Thomas Wenner
Polizeipräsident

Uhlandstraße 35
44791 Bochum
Telefon 0234 / 9092000

Bochum, 12.07.2004


Bündnis 90/DIE GRÜNEN
Kreisverband Bochum und Wattenscheid
Kreisgeschäftsführer
Herrn Peter Borgmann
Diekampstr. 37

44787 Bochum




Offene Antwort an die Bochumer Grünen



Sehr geehrte Damen und Herren,

haben Sie vielen Dank für Ihren Offenen Brief vom 01. Juli, mit dem Sie anlässlich der Demonstration der NPD am 26.06.04 der Bochumer Polizeiführung schwere Vorwürfe bis hin zur Strafvereitelung im Amt machen.

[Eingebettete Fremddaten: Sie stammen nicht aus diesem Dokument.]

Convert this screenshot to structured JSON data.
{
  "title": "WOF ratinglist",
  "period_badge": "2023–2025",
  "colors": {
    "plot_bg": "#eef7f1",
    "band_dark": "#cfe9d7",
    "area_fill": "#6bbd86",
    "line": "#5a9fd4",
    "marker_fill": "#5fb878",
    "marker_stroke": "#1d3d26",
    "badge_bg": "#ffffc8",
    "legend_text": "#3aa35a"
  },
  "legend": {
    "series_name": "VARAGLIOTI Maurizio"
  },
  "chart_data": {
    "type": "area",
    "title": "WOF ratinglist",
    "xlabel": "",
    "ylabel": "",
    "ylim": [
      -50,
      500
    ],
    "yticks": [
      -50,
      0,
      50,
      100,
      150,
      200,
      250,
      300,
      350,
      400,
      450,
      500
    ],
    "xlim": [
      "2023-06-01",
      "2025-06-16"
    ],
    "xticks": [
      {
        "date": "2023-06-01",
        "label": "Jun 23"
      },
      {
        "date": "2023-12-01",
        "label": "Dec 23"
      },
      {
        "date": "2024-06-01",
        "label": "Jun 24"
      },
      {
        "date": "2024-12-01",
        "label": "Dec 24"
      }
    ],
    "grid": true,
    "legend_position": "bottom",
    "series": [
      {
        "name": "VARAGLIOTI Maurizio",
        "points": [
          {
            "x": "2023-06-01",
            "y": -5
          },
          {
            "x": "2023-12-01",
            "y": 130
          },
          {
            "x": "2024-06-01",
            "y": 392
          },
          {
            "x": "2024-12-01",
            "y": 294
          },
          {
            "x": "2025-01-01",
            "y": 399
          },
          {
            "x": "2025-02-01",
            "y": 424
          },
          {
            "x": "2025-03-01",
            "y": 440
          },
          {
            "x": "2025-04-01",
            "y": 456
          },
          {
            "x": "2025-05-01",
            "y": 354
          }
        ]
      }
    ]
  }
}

Abgesehen davon, dass die Staatsanwaltschaft Bochum diese Vorwürfe zu überprüfen haben wird, möchte ich Ihnen hier nur mitteilen, dass während der gesamten Demonstration auch zwei Staatsanwälte anwesend waren, um alle jeweils notwendigen Entscheidungen vor Ort treffen zu können. Soweit Entscheidungen notwendig waren, sind diese getroffen worden.
Es war also gänzlich unnötig, die Arbeit der Bochumer Polizeiführung und der eingesetzten Polizeibeamten durch einen "Wächterrat" noch einmal gesondert überwachen zu lassen. Dies ist umso mehr befremdlich als die Bemühungen der Bochumer Polizei, antisemitischer Hetze entgegenzutreten, auch überörtlich hinreichend bekannt sind. Allerdings wird die Bochumer Polizeiführung letztinstanzlichen Entscheidungen der Gerichte den verfassungsrechtlich gebotenen Respekt nicht - wie andere - versagen. Sie werden mir also nachsehen müssen, wenn die polizeilichen Entscheidungen nur auf rechtlicher Basis - begleitet vom hervorragenden Sachverstand von Justizorganen - getroffen werden konnten.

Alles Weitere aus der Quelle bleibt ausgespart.